“Yeah, all I remember is that when you’re younger time passes slower and then when you get older time passes really fast.”
I looked at her and managed to get out a not completely pitying smile. I don’t think I’m better than her, I’m just sad that my friend’s mom said those words with masked unhappiness. And very much deeper, un-maskable regret.
My first thought was I need to not turn into the many parents I’ve seen say those words in that way.
“Wow, is it April already? Time sure flies!”
“Hmm… No, I can’t really recall anything from the past three weeks. Just kind of a blur I guess.”
“Thank God it’s Friday, boy this week went fast!”

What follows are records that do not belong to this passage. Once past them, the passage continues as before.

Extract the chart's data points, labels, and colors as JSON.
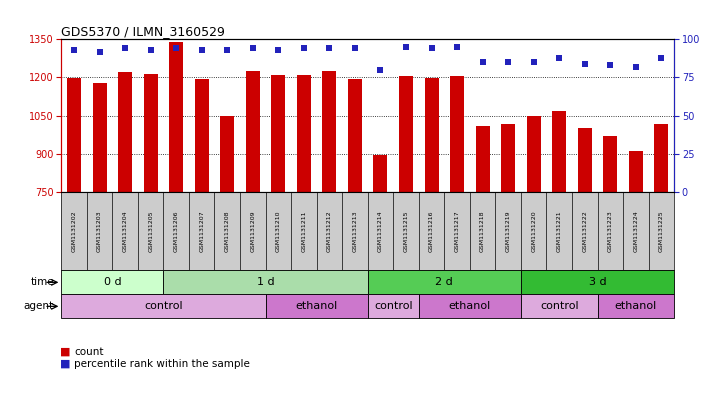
{
  "title": "GDS5370 / ILMN_3160529",
  "samples": [
    "GSM1131202",
    "GSM1131203",
    "GSM1131204",
    "GSM1131205",
    "GSM1131206",
    "GSM1131207",
    "GSM1131208",
    "GSM1131209",
    "GSM1131210",
    "GSM1131211",
    "GSM1131212",
    "GSM1131213",
    "GSM1131214",
    "GSM1131215",
    "GSM1131216",
    "GSM1131217",
    "GSM1131218",
    "GSM1131219",
    "GSM1131220",
    "GSM1131221",
    "GSM1131222",
    "GSM1131223",
    "GSM1131224",
    "GSM1131225"
  ],
  "counts": [
    1198,
    1180,
    1223,
    1215,
    1338,
    1195,
    1047,
    1225,
    1210,
    1208,
    1225,
    1195,
    897,
    1205,
    1196,
    1204,
    1010,
    1015,
    1050,
    1068,
    1000,
    970,
    910,
    1016
  ],
  "percentiles": [
    93,
    92,
    94,
    93,
    94,
    93,
    93,
    94,
    93,
    94,
    94,
    94,
    80,
    95,
    94,
    95,
    85,
    85,
    85,
    88,
    84,
    83,
    82,
    88
  ],
  "ylim_left": [
    750,
    1350
  ],
  "ylim_right": [
    0,
    100
  ],
  "yticks_left": [
    750,
    900,
    1050,
    1200,
    1350
  ],
  "yticks_right": [
    0,
    25,
    50,
    75,
    100
  ],
  "bar_color": "#cc0000",
  "dot_color": "#2222bb",
  "left_axis_color": "#cc0000",
  "right_axis_color": "#2222bb",
  "time_groups": [
    {
      "label": "0 d",
      "start": 0,
      "end": 4,
      "color": "#ccffcc"
    },
    {
      "label": "1 d",
      "start": 4,
      "end": 12,
      "color": "#aaddaa"
    },
    {
      "label": "2 d",
      "start": 12,
      "end": 18,
      "color": "#55cc55"
    },
    {
      "label": "3 d",
      "start": 18,
      "end": 24,
      "color": "#33bb33"
    }
  ],
  "agent_groups": [
    {
      "label": "control",
      "start": 0,
      "end": 8,
      "color": "#ddaadd"
    },
    {
      "label": "ethanol",
      "start": 8,
      "end": 12,
      "color": "#cc77cc"
    },
    {
      "label": "control",
      "start": 12,
      "end": 14,
      "color": "#ddaadd"
    },
    {
      "label": "ethanol",
      "start": 14,
      "end": 18,
      "color": "#cc77cc"
    },
    {
      "label": "control",
      "start": 18,
      "end": 21,
      "color": "#ddaadd"
    },
    {
      "label": "ethanol",
      "start": 21,
      "end": 24,
      "color": "#cc77cc"
    }
  ],
  "legend_count_color": "#cc0000",
  "legend_dot_color": "#2222bb",
  "sample_label_bg": "#cccccc",
  "gridline_y": [
    900,
    1050,
    1200
  ]
}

No. Stop. It’s not funny. This is your life. If you can’t remember the past three weeks then you’re doing life wrong. You cannot be a weekend warrior when the weekend is only two days out of seven.
Stop watching television when you get home from work, school, or whatever other obligation you have. Go to the park and walk. Go to a beach and just watch the sunset, thinking, and having your phone not even on silent. Turn that fucker off.
Pick up a pencil and sketch horribly. Go to your laptop and type your thoughts cringingly.
Do something that makes you feel anything. Because even if you’re cringing at something you’ve written, at least you’ll remember that moment three weeks later because of how visceral it is.
Go for a kiss and get rejected.
Go to a beach/park/mountain/city/harbor and turn off your phone. Then just… Watch. Think. Be with yourself.
Remember your life. Do not let it sift through your fingers. Remember your life and do things that matter so that you don’t look back on the past three weeks with regret because you don’t remember a thing.